Permissions and policy
Agent Apps are executable packages. They may register UI, run workflows, read user-selected files, call tools, start agent tasks, create artifacts, store data, or request credentials. The host must be able to review and enforce these actions before runtime.
Permissions are declarations. Policy is the host decision process that turns declarations into allow, ask, deny, audit, retain, or degrade behavior.
Permission principles
- Declare before runtime.
- Ask only for the smallest useful scope.
- Separate install-time review from runtime confirmation.
- Store credentials as secret handles, not plaintext.
- Record decisions in evidence or audit logs when trust matters.
- Keep user and tenant overlays separate from official package defaults.
Permission fields
A permission request should be stable, explainable, and enforceable.
permissions:
- key: read_selected_files
scope: filesystem
access: read
required: true
reason: Read user-selected documents to build project knowledge.
- key: call_content_tools
scope: tool
access: execute
required: true
reason: Invoke document parsing and export tools.Recommended fields:
| Field | Meaning |
|---|---|
key | Stable permission ID. |
scope | filesystem, network, tool, model, storage, artifact, secret, or host-specific scope. |
access | read, write, execute, export, admin, or request. |
required | Whether the app blocks without this permission. |
reason | User-readable explanation. |
entries | Optional list of entries that need the permission. |
degradedBehavior | What happens when optional permission is denied. |
Install-time and runtime policy
Some permissions can be reviewed at install time. Others must be confirmed at runtime because the user has not selected the concrete resource yet.
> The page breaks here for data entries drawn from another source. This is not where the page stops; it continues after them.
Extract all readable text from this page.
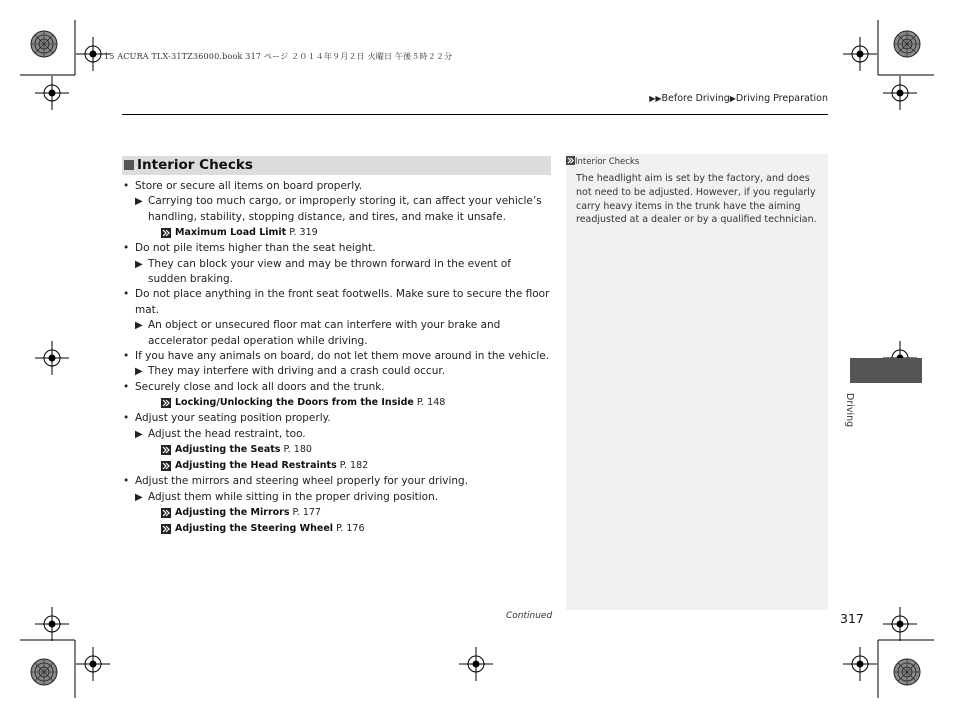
15 ACURA TLX-31TZ36000.book 317 ページ ２０１４年９月２日 火曜日 午後５時２２分
▶▶Before Driving▶Driving Preparation
Interior Checks
• Store or secure all items on board properly.
▶ Carrying too much cargo, or improperly storing it, can affect your vehicle’s handling, stability, stopping distance, and tires, and make it unsafe.
Maximum Load Limit P. 319
• Do not pile items higher than the seat height.
▶ They can block your view and may be thrown forward in the event of sudden braking.
• Do not place anything in the front seat footwells. Make sure to secure the floor mat.
▶ An object or unsecured floor mat can interfere with your brake and accelerator pedal operation while driving.
• If you have any animals on board, do not let them move around in the vehicle.
▶ They may interfere with driving and a crash could occur.
• Securely close and lock all doors and the trunk.
Locking/Unlocking the Doors from the Inside P. 148
• Adjust your seating position properly.
▶ Adjust the head restraint, too.
Adjusting the Seats P. 180
Adjusting the Head Restraints P. 182
• Adjust the mirrors and steering wheel properly for your driving.
▶ Adjust them while sitting in the proper driving position.
Adjusting the Mirrors P. 177
Adjusting the Steering Wheel P. 176
Interior Checks
The headlight aim is set by the factory, and does not need to be adjusted. However, if you regularly carry heavy items in the trunk have the aiming readjusted at a dealer or by a qualified technician.
Driving
Continued	317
| Permission | Install-time | Runtime |
|---|---|---|
| App storage namespace | Create namespace plan. | Execute migrations when activated. |
| User-selected files | Show possible need. | Ask when user selects files. |
| External tool | Check availability. | Confirm tool execution if risky. |
| Model spend | Show cost policy. | Enforce per run or monthly budget. |
| Secrets | Declare secret slot. | Ask user or tenant admin to bind credential. |
| Export | Show output types. | Confirm destination and retention. |
Secrets
Apps should declare secret slots, not secret values.
secrets:
- key: publishing_workspace_token
provider: lime.secrets
scope: workspace
required: falseThe app receives a handle from the host. It should never see plaintext unless the host capability explicitly returns a temporary authorized value.
Policy outcomes
A host policy engine can return:
| Outcome | Behavior |
|---|---|
allow | The app can proceed. |
ask | The user, admin, or workspace owner must confirm. |
deny | The app cannot use the capability. |
degraded | The app can run with a reduced workflow. |
audit-only | The app can run but evidence or audit must be recorded. |
blocked | The app cannot be activated until setup changes. |
Readiness should surface these outcomes in a way users can act on.
Data boundary policy
Policies should cover where data may live:
- official package files
- app storage namespace
- workspace files
- Knowledge Packs
- artifacts
- evidence records
- logs
- secrets
- tenant overlays
Private customer data should not enter official package files. If an app needs private facts, it should declare Knowledge templates or overlay slots.
Runtime enforcement
A permission UI is not enough. The Capability SDK bridge must enforce decisions. If a workflow tries to call a tool without permission, the bridge must block the call even if the UI failed to hide the button.
Enforcement points:
- SDK capability handle creation
- storage namespace access
- tool invocation
- file read and write
- model task start
- artifact export
- secret access
- network access
- background task scheduling
Review checklist
Before release, confirm:
- Every executable entry has declared permissions.
- Every secret is a slot, not a value.
- Optional permissions define degraded behavior.
- Policy errors are stable and user-readable.
- Host enforcement happens at the bridge, not only in UI.
- Evidence records are created for trust-sensitive runs.